Comparison of the Efficacy of Ultrasound Guided vs Non-guided Suprascapular Nerve Block Treatment in Stroke Patients

Sponsor: Abant Izzet Baysal University

View on ClinicalTrials.gov

Summary

The aim of this study is to compare the effectiveness of ultrasound-guided and non-guided suprascapular nerve block in the treatment of patients with hemiplegic shoulder pain, which is one of the most common post-stroke complications.

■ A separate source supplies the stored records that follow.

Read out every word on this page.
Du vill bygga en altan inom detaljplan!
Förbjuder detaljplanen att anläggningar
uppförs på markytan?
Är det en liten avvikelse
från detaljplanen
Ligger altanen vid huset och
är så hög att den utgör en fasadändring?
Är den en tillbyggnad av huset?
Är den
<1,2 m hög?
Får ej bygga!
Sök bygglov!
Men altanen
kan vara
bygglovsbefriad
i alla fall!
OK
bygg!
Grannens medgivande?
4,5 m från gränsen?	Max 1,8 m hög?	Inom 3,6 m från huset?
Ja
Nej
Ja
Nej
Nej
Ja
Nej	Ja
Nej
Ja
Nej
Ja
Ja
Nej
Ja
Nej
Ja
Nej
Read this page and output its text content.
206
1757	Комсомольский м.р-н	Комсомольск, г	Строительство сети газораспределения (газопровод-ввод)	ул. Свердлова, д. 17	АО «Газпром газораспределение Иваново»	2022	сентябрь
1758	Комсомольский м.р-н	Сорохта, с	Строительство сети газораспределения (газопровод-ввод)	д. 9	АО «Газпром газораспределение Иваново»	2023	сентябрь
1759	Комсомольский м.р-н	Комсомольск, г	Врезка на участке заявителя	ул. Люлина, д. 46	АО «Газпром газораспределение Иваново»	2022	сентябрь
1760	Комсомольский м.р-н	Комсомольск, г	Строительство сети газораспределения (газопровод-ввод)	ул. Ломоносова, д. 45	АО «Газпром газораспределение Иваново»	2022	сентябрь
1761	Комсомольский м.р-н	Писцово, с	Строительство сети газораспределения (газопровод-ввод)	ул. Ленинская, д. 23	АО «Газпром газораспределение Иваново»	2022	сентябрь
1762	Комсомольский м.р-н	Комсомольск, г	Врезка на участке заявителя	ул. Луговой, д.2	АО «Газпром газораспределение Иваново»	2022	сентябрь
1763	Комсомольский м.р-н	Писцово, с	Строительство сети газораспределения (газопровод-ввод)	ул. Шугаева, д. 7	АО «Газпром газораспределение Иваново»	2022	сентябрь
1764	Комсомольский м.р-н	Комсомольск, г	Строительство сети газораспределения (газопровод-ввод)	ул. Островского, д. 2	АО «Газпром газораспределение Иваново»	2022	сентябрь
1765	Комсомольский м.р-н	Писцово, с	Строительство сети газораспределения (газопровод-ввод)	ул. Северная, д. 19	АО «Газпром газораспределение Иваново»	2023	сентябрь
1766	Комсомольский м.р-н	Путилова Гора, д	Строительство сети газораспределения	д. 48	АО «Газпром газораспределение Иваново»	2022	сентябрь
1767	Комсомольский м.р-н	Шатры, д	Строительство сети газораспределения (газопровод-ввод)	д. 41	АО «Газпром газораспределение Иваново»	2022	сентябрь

Official title: Comparison of the Efficacy of Ultrasound Guided vs Non-guided Suprascapular Nerve Block Treatment in Stroke Patients With Hemiplegic Shoulder Pain.

Key Details

Gender

All

Age Range

25 Years - 75 Years

Study Type

INTERVENTIONAL

Enrollment

50

Start Date

2022-03-15

Completion Date

2025-03-30

Last Updated

2025-02-27

Healthy Volunteers

No

Interventions

DRUG

Ultrasound-guided Suprascapular Nerve Block

For suprascapular nerve block, a solution consisting of 5 ml 2% lidocaine, 1 ml Betamethasone dipropionate + Betamethasone sodium phosphate (6.43 mg/ml + 2.63 mg/ml), 4 ml saline will be used. Injections will be applied to patients in a sitting position and arm by the side. A linear probe with a frequency of 7-8 MHz on the SonoScape A8 ultrasound device will be used for suprascapular block under ultrasound guidance. the ultrasound probe was placed in the coronal plane over the suprascapular fossa. Suprascapular fossa was scanned from medial to lateral side to identify suprascapular nerve. After identification, solution of suprascapular nerve block will be injected into the area around the nerve under the scanning with in-plane technique with a 22 gauge 90 mm spinal needle.

DRUG

Anatomical Landmark-guided Suprascapular Nerve Block

For suprascapular nerve block, a solution consisting of 5 ml 2% lidocaine, 1 ml Betamethasone dipropionate + Betamethasone sodium phosphate (6.43 mg/ml + 2.63 mg/ml), 4 ml saline will be used. Injections will be applied to patients in a sitting position and arm by the side. The suprascapular notch projection will be determined using the anatomical landmark technique defined by Dangoisse et al., and then suprascapular nerve block will be applied with a 22 gauge 90 mm spinal needle to the patients

Locations (1)

Abant Izzet Baysal University

Bolu, Turkey (Türkiye)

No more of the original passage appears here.